In this preliminary analysis of immune activation in patients with advanced solid tumors, analysis of peripheral blood shows immune cell modulation that is consistent with what has been observed in preclinical studies and in patients with recurrent high grade glioma treated with Toca 511 & Toca FC in previous clinical trials. In addition, available tumor samples from three patients show Toca 511 infected both "hot" (T cells present) and "cold" (T cells low or absent) areas of metastatic tumor, suggesting Toca 511 can penetrate multiple tumor microenvironments. Toca 511 & Toca FC treatment was well tolerated.

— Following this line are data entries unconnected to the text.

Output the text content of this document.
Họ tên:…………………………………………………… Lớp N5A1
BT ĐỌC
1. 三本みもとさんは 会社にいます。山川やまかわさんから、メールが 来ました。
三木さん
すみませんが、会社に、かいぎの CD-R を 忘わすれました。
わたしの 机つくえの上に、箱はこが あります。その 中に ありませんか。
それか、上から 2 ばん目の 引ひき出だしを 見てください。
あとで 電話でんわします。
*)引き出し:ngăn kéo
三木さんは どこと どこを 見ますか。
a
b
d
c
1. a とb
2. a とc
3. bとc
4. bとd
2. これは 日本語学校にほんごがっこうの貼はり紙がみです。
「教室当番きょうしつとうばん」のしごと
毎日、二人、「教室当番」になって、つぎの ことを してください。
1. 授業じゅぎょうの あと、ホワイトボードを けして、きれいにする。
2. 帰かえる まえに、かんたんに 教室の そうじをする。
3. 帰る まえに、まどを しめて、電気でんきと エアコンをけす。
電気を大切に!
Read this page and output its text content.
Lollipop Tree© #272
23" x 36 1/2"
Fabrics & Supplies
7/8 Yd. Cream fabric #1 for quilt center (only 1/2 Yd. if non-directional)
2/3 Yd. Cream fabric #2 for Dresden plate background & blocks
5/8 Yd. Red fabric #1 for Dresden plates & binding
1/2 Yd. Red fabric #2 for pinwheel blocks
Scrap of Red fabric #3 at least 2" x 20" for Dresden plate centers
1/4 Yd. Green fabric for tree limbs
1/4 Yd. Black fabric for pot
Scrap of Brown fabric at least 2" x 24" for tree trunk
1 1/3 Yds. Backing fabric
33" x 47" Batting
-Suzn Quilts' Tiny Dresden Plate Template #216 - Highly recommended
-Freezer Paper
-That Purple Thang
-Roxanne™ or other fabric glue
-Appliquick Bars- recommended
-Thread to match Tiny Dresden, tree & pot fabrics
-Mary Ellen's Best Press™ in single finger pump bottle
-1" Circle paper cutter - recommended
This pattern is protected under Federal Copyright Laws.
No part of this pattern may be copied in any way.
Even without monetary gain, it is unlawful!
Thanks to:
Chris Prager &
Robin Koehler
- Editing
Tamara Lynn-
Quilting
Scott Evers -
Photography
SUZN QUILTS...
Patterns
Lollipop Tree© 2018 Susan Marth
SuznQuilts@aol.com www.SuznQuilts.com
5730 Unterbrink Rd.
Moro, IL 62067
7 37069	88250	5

"The encouraging preliminary immune activity data from the Toca 6 trial continue to support the proposed mechanism of action for Toca 511 & Toca FC and its potentbiial in the treatment of multiple cancers," said Asha Das, M.D., chief medical officer of Tocagen. "We look forward to advancing expansion opportunities for our lead product in patients with solid tumors."

CRI-CIMT-EATI-AACR Abstract/Poster Number: A018
Abstract Title: Effects of Toca 511 & Toca FC on tumor microenvironment and peripheral blood populations in patients with advanced malignancies
Date: Sunday, September 30, 2018
Time: 11:45 a.m. – 2:15 p.m. ET
The poster is available on Tocagen’s website.

About Toca 6
Toca 6 is a multi-center, open-label Phase 1b study evaluating Toca 511 & Toca FC in patients with advanced solid tumors. The study will evaluate the safety and presence of Toca 511 genes in tumors of patients with widely disseminated disease, immunologic activity in blood and tumor, and clinical activity such as tumor response and clinical benefit. More information can be found at www.tocagen.com/toca6 or by searching clinicaltrials.gov using the clinical trial identifier NCT02576665.

About Toca 511 & Toca FC
Tocagen’s lead product candidate is a two-part cancer-selective immunotherapy comprising an investigational biologic, Toca 511, and an investigational small molecule, Toca FC. Toca 511 is a retroviral replicating vector (RRV) that selectively infects cancer cells and delivers a gene for the enzyme, cytosine deaminase (CD). Through this targeted delivery, only infected cancer cells carry the CD gene and produce CD. Toca FC is an orally administered prodrug, 5-fluorocytosine (5-FC), which is converted into an anti-cancer drug, 5-fluorouracil (5-FU), when it encounters CD. 5-FU kills cancer cells and immune-suppressive myeloid cells resulting in anti-cancer immune activation and subsequent tumor killing.